The downgrading of Ambac is also a major blow to municipalities and other government authorities, which are having difficulty raising money for roads, buildings and other projects because of the worsening credit crunch. Some government agencies may find borrowing more costly, while others may not be able to raise money at all.
The troubles of Ambac and other bond insurers are rooted in their decisions during the last decade to move beyond their traditional business of insuring municipal debt into a realm of complicated securities. Much of this was made up of structured debt entailing subprime mortgages.
In downgrading Ambac, Fitch said its decision "reflects the significant uncertainty with respect to the company's franchise, business model and strategic direction."

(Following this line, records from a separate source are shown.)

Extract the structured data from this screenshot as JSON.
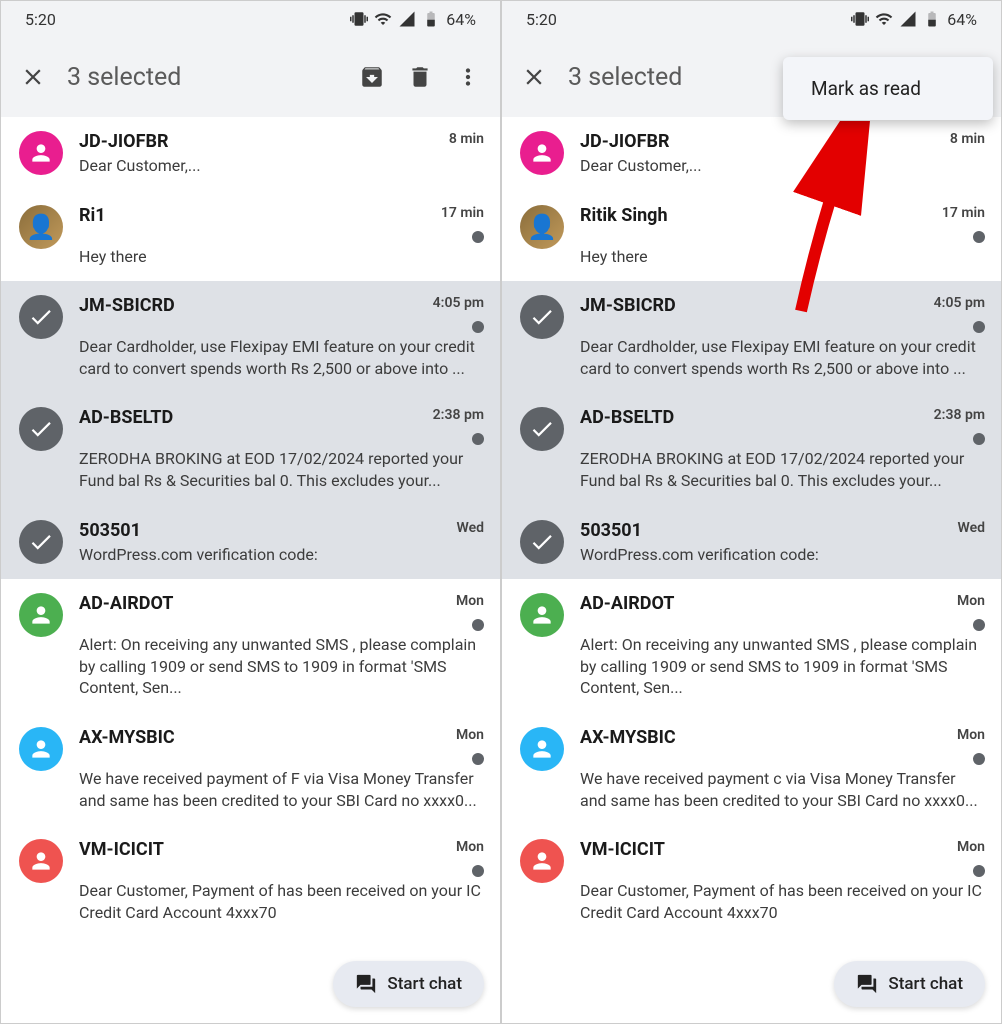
{
  "status": {
    "time": "5:20",
    "battery": "64%"
  },
  "header": {
    "title": "3 selected"
  },
  "menu": {
    "mark_read": "Mark as read"
  },
  "fab": {
    "label": "Start chat"
  },
  "convs": [
    {
      "sender": "JD-JIOFBR",
      "preview": "Dear Customer,...",
      "time": "8 min",
      "avatar": "pink",
      "selected": false,
      "dot": false
    },
    {
      "sender_a": "Ri1",
      "sender_b": "Ritik Singh",
      "preview": "Hey there",
      "time": "17 min",
      "avatar": "photo",
      "selected": false,
      "dot": true
    },
    {
      "sender": "JM-SBICRD",
      "preview": "Dear Cardholder, use Flexipay EMI feature on your credit card to convert spends worth Rs 2,500 or above into ...",
      "time": "4:05 pm",
      "avatar": "check",
      "selected": true,
      "dot": true
    },
    {
      "sender": "AD-BSELTD",
      "preview": "ZERODHA BROKING at EOD 17/02/2024 reported your Fund bal Rs & Securities bal 0. This excludes your...",
      "time": "2:38 pm",
      "avatar": "check",
      "selected": true,
      "dot": true
    },
    {
      "sender": "503501",
      "preview": "WordPress.com verification code:",
      "time": "Wed",
      "avatar": "check",
      "selected": true,
      "dot": false
    },
    {
      "sender": "AD-AIRDOT",
      "preview": "Alert: On receiving any unwanted SMS , please complain by calling 1909 or send SMS to 1909 in format 'SMS Content, Sen...",
      "time": "Mon",
      "avatar": "green",
      "selected": false,
      "dot": true
    },
    {
      "sender_a": "AX-MYSBIC",
      "sender_b": "AX-MYSBIC",
      "preview_a": "We have received payment of F via Visa Money Transfer and same has been credited to your SBI Card no xxxx0...",
      "preview_b": "We have received payment c via Visa Money Transfer and same has been credited to your SBI Card no xxxx0...",
      "time": "Mon",
      "avatar": "blue",
      "selected": false,
      "dot": true
    },
    {
      "sender": "VM-ICICIT",
      "preview": "Dear Customer, Payment of has been received on your IC Credit Card Account 4xxx70",
      "time": "Mon",
      "avatar": "red",
      "selected": false,
      "dot": true
    }
  ]
}
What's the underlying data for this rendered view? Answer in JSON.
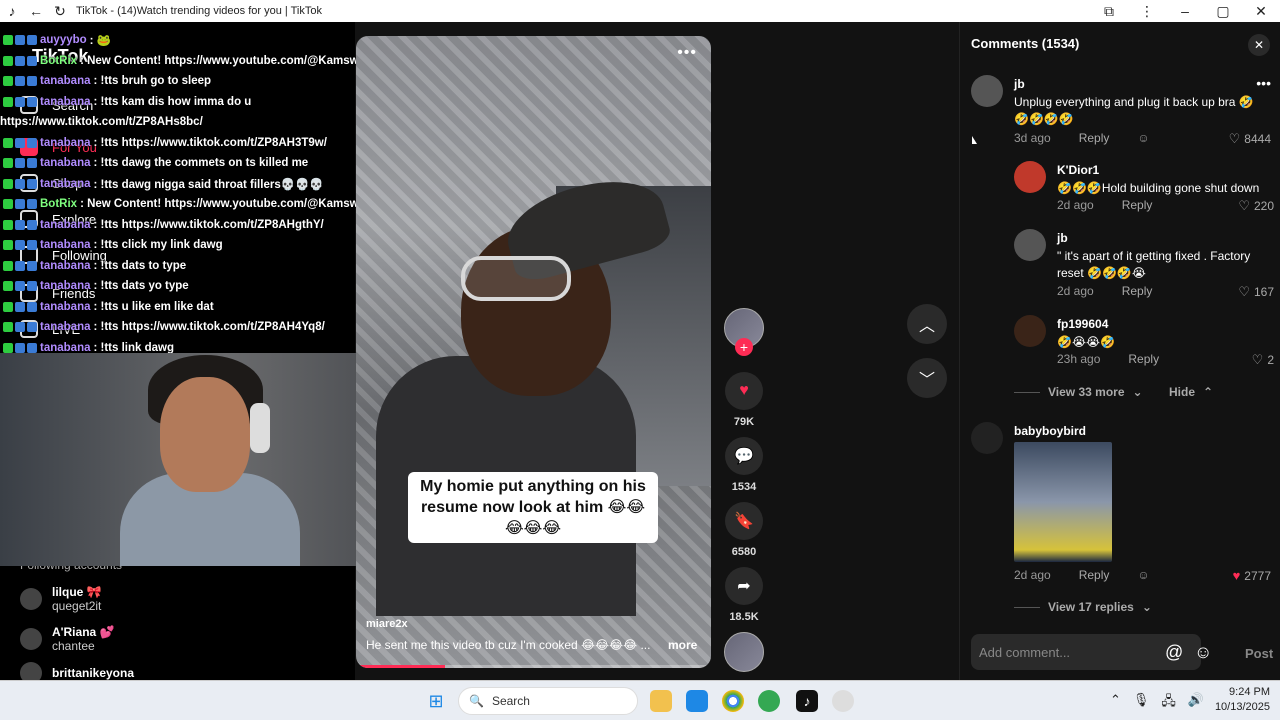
{
  "window": {
    "title": "TikTok - (14)Watch trending videos for you | TikTok"
  },
  "sidebar": {
    "logo": "TikTok",
    "items": [
      {
        "label": "Search"
      },
      {
        "label": "For You"
      },
      {
        "label": "Shop"
      },
      {
        "label": "Explore"
      },
      {
        "label": "Following"
      },
      {
        "label": "Friends"
      },
      {
        "label": "LIVE"
      }
    ],
    "following_title": "Following accounts",
    "accounts": [
      {
        "name": "lilque 🎀",
        "sub": "queget2it"
      },
      {
        "name": "A'Riana 💕",
        "sub": "chantee"
      },
      {
        "name": "brittanikeyona",
        "sub": ""
      }
    ]
  },
  "chat": [
    {
      "user": "auyyybo",
      "text": ": 🐸",
      "kind": "user"
    },
    {
      "user": "BotRix",
      "text": ": New Content! https://www.youtube.com/@Kamswaelive",
      "kind": "bot"
    },
    {
      "user": "tanabana",
      "text": ": !tts bruh go to sleep",
      "kind": "user"
    },
    {
      "user": "tanabana",
      "text": ": !tts kam dis how imma do u",
      "kind": "user"
    },
    {
      "user": "",
      "text": "https://www.tiktok.com/t/ZP8AHs8bc/",
      "kind": "plain"
    },
    {
      "user": "tanabana",
      "text": ": !tts https://www.tiktok.com/t/ZP8AH3T9w/",
      "kind": "user"
    },
    {
      "user": "tanabana",
      "text": ": !tts dawg the commets on ts killed me",
      "kind": "user"
    },
    {
      "user": "tanabana",
      "text": ": !tts dawg nigga said throat fillers💀💀💀",
      "kind": "user"
    },
    {
      "user": "BotRix",
      "text": ": New Content! https://www.youtube.com/@Kamswaelive",
      "kind": "bot"
    },
    {
      "user": "tanabana",
      "text": ": !tts https://www.tiktok.com/t/ZP8AHgthY/",
      "kind": "user"
    },
    {
      "user": "tanabana",
      "text": ": !tts click my link dawg",
      "kind": "user"
    },
    {
      "user": "tanabana",
      "text": ": !tts dats to type",
      "kind": "user"
    },
    {
      "user": "tanabana",
      "text": ": !tts dats yo type",
      "kind": "user"
    },
    {
      "user": "tanabana",
      "text": ": !tts u like em like dat",
      "kind": "user"
    },
    {
      "user": "tanabana",
      "text": ": !tts https://www.tiktok.com/t/ZP8AH4Yq8/",
      "kind": "user"
    },
    {
      "user": "tanabana",
      "text": ": !tts link dawg",
      "kind": "user"
    }
  ],
  "video": {
    "caption": "My homie put anything on his resume now look at him 😂😂😂😂😂",
    "author": "miare2x",
    "description": "He sent me this video tb cuz I'm cooked 😂😂😂😂 ...",
    "more_label": "more",
    "progress_percent": 25
  },
  "actions": {
    "likes": "79K",
    "comments": "1534",
    "saves": "6580",
    "shares": "18.5K"
  },
  "comments_panel": {
    "title": "Comments (1534)",
    "add_placeholder": "Add comment...",
    "post_label": "Post",
    "reply_label": "Reply",
    "comments": [
      {
        "name": "jb",
        "text": "Unplug everything and plug it back up bra 🤣🤣🤣🤣🤣",
        "time": "3d ago",
        "likes": "8444"
      },
      {
        "name": "K'Dior1",
        "text": "🤣🤣🤣Hold building gone shut down",
        "time": "2d ago",
        "likes": "220"
      },
      {
        "name": "jb",
        "text": "\" it's apart of it getting fixed . Factory reset 🤣🤣🤣😭",
        "time": "2d ago",
        "likes": "167"
      },
      {
        "name": "fp199604",
        "text": "🤣😭😭🤣",
        "time": "23h ago",
        "likes": "2"
      },
      {
        "name": "babyboybird",
        "text": "",
        "time": "2d ago",
        "likes": "2777"
      }
    ],
    "view_more_1": "View 33 more",
    "hide_label": "Hide",
    "view_more_2": "View 17 replies"
  },
  "taskbar": {
    "search_label": "Search",
    "time": "9:24 PM",
    "date": "10/13/2025"
  },
  "colors": {
    "accent": "#fe2c55",
    "panel": "#121212"
  }
}
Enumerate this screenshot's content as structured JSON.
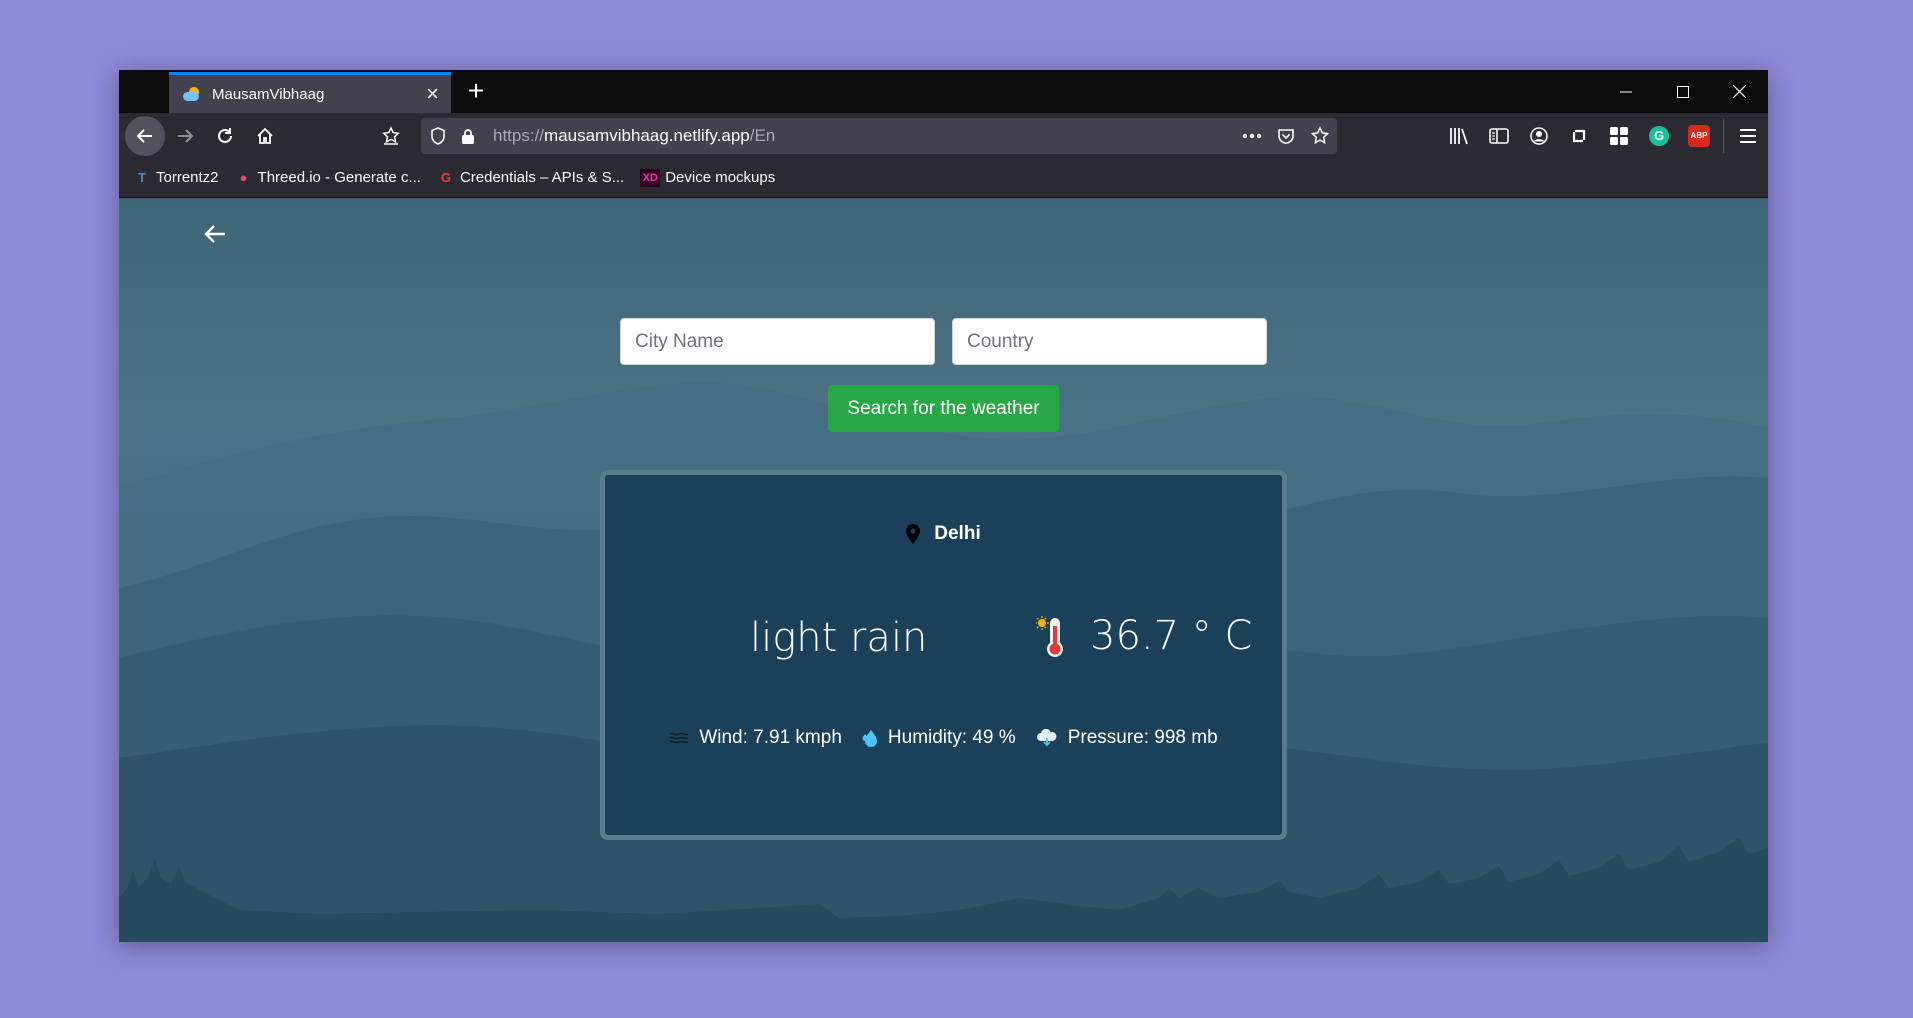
{
  "browser": {
    "tab": {
      "title": "MausamVibhaag"
    },
    "url": {
      "protocol": "https://",
      "host": "mausamvibhaag.netlify.app",
      "path": "/En"
    },
    "bookmarks": [
      {
        "label": "Torrentz2",
        "icon": "T",
        "color": "#4b8bd6"
      },
      {
        "label": "Threed.io - Generate c...",
        "icon": "●",
        "color": "#e84b6c"
      },
      {
        "label": "Credentials – APIs & S...",
        "icon": "G",
        "color": "#ea4335"
      },
      {
        "label": "Device mockups",
        "icon": "XD",
        "color": "#ff2bc2"
      }
    ],
    "extensions": {
      "abp": "ABP",
      "grammarly": "G"
    }
  },
  "app": {
    "city_placeholder": "City Name",
    "country_placeholder": "Country",
    "search_label": "Search for the weather",
    "weather": {
      "city": "Delhi",
      "condition": "light rain",
      "temperature": "36.7 ° C",
      "wind": "Wind: 7.91 kmph",
      "humidity": "Humidity: 49 %",
      "pressure": "Pressure: 998 mb"
    }
  },
  "colors": {
    "accent": "#0a84ff",
    "search_button": "#28a745",
    "card_bg": "#1a4159"
  }
}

The move by Fitch, one of three major rating agencies, came hours after Ambac said it would abandon its plans to raise $1 billion in capital. The rating agency said last month that it considered the additional capital as critical. Fitch gave the company no more than six weeks to come up with the funds.
Ambac had said Wednesday it would strengthen its capital base by issuing at least $1 billion in securities. A day later, however, the company said it expected to report a loss of $5.4 billion on its portfolio of credit derivatives and losses of another $1.1 billion on subprime mortgage securities. Ambac also announced its chief executive, Robert J. Genader, had resigned. That same day, Moody's Investor Service signaled it was also considering whether to downgrade Ambac's ratings. Ambac stock plunged 52 percent.
On Friday, the company did an about-face, announcing that "market conditions and other factors" had made raising capital "not an attractive option at this time."
Fitch was out of patience. "There's no reason to wait any longer," said Thomas Abruzzo, managing director at Fitch, in an interview after Ambac was downgraded.
Ambac declined to comment on the decision.
In recent months, shares of some of the biggest bond insurers have been pummeled as rating agencies scrutinized the insurers' ability to cover potential defaults on the mortgage-related bonds they insure, particularly those backed by loans to homebuyers with poor credit. In total, Ambac and six other AAA-rated bond insurers enhance the credit of some $2 trillion worth of debt securities held by Wall Street banks, pension funds, mutual funds and other investors around the globe.
Without its flawless rating, Ambac may now find it nearly impossible to attract business, analysts said. Rombach and others questioned whether Ambac could even stay afloat. Some analysts said the move by Fitch would trigger downgrades by the other two major credit rating agencies, Moody's and Standard & Poor's, which have been reviewing the ratings of Ambac and its peers.
"The Fitch downgrade only exacerbates Ambac's difficulties in their ability to write business as well their ability to access capital or other capital-like instruments," said Dick Smith, managing director of global bond insurance ratings at Standard & Poor's. He said S&P was already focused on those issues as it conducts its review.
Moody's warned Thursday it was also reviewing the ratings of MBIA, the largest bond insurer, citing "growing concern about the potential volatility" in the performance of mortgage-related securities and "the corresponding implications for MBIA's risk-adjusted capital adequacy." Moody's decision came even after MBIA had carried out its own $1 billion debt issue.